The form "X Y", in your example "bird exposure", is NOT forming a possessive. What this does is it creates a compound noun, with the more essential part of the noun coming last (head-final), and the other nouns modifying the final noun.
For example, consider "passenger train" and "freight train". If you were to describe either simply, you would say that it's a train. What's the difference, then? One is a train that carries passengers, the other is a train that carries freight.
Contrast this to "passenger's train". This is still a train, but the train itself has no description except that this passenger "possesses" it in the various ways that the genitive might usually imply. Who is the passenger, though? You might make a construction like this if you were a taxi driver, and someone paid you to take them to the train station.
There was construction on the road, so we didn't make it in time for my passenger's train.

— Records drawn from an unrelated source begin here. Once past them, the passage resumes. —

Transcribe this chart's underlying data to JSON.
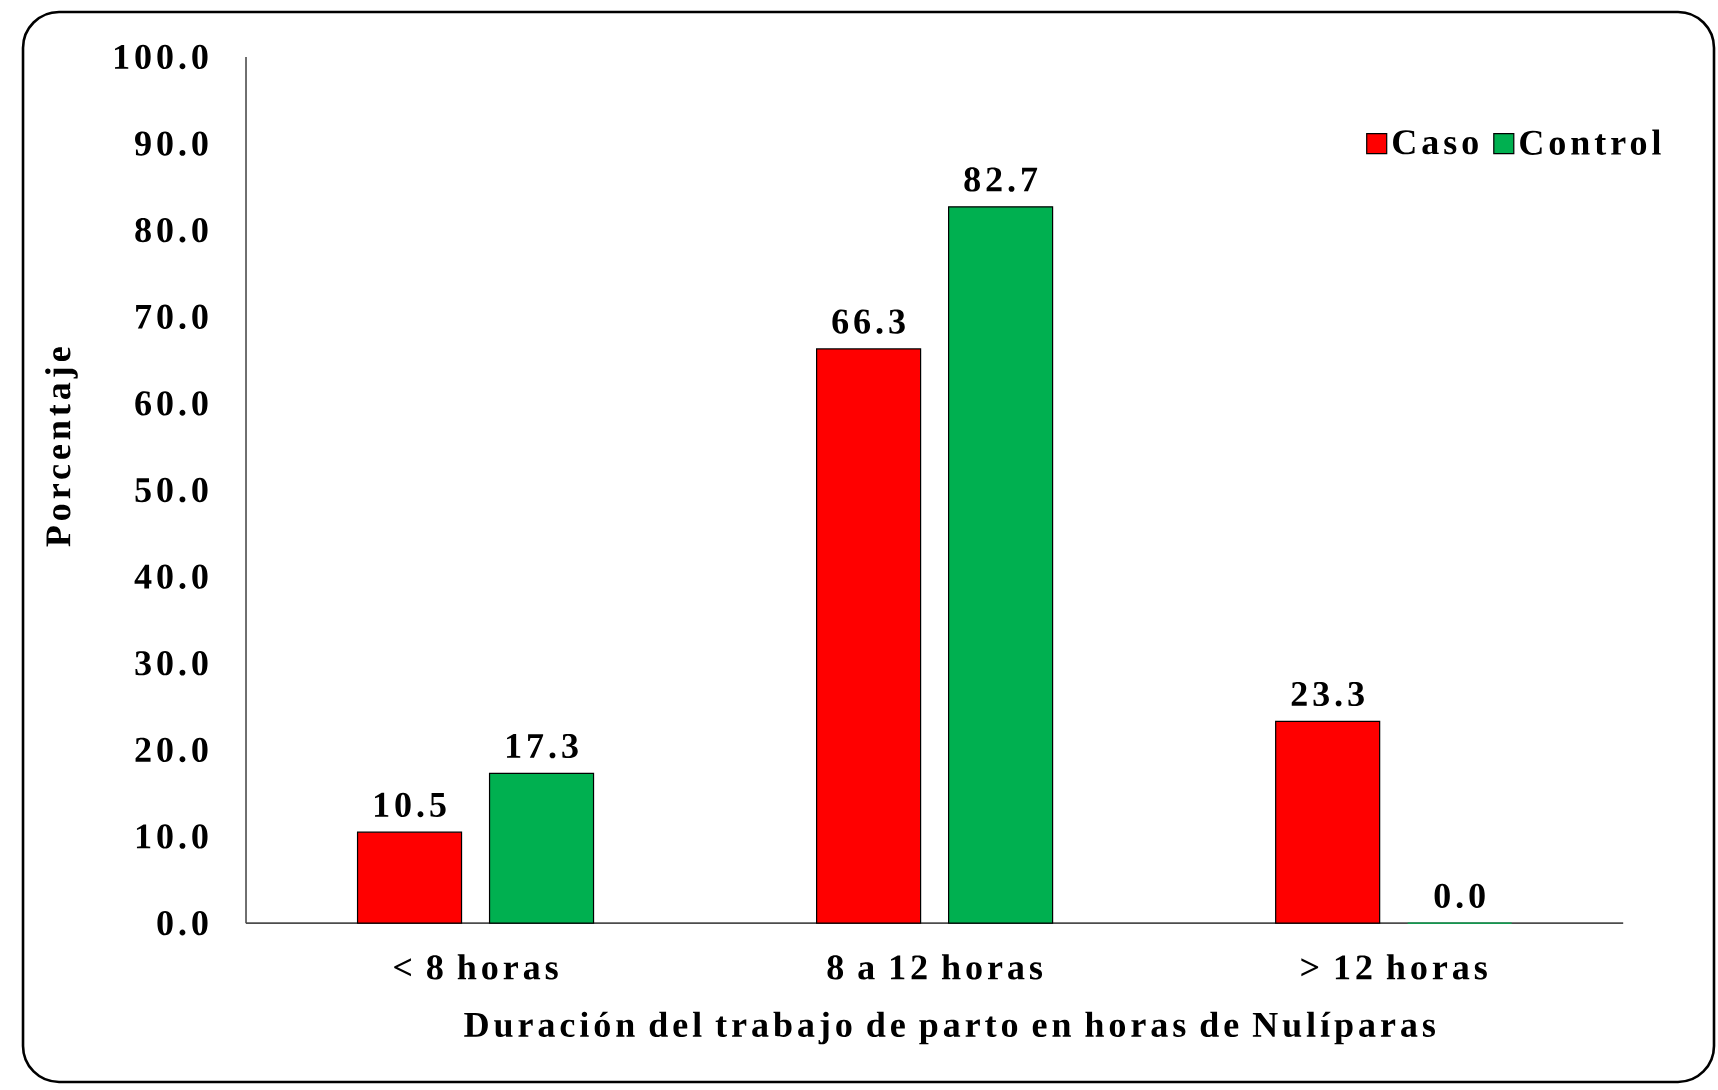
{
  "chart_data": {
    "type": "bar",
    "xlabel": "Duración del trabajo de parto en horas de Nulíparas",
    "ylabel": "Porcentaje",
    "categories": [
      "< 8 horas",
      "8 a 12 horas",
      "> 12 horas"
    ],
    "series": [
      {
        "name": "Caso",
        "color": "#ff0000",
        "values": [
          10.5,
          66.3,
          23.3
        ],
        "value_labels": [
          "10.5",
          "66.3",
          "23.3"
        ]
      },
      {
        "name": "Control",
        "color": "#00b050",
        "values": [
          17.3,
          82.7,
          0.0
        ],
        "value_labels": [
          "17.3",
          "82.7",
          "0.0"
        ]
      }
    ],
    "ylim": [
      0,
      100
    ],
    "yticks": [
      {
        "value": 0,
        "label": "0.0"
      },
      {
        "value": 10,
        "label": "10.0"
      },
      {
        "value": 20,
        "label": "20.0"
      },
      {
        "value": 30,
        "label": "30.0"
      },
      {
        "value": 40,
        "label": "40.0"
      },
      {
        "value": 50,
        "label": "50.0"
      },
      {
        "value": 60,
        "label": "60.0"
      },
      {
        "value": 70,
        "label": "70.0"
      },
      {
        "value": 80,
        "label": "80.0"
      },
      {
        "value": 90,
        "label": "90.0"
      },
      {
        "value": 100,
        "label": "100.0"
      }
    ],
    "legend": "top right"
  }
}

Relating back to your question, the construction "bird exposure" describes a type of exposure. Specifically, an exposure to birds or relating to birds. This kind of sounds like you're describing some adverse effect one might get from being near birds. Taking advantage of this construction to form a relevant sentence, you could try something like:
The pollutant exposure has caused the birds...
Similarly, "feather's formation" would refer to the formation of a feather, while "feather formation" would be a formation made out of feathers, or something similar.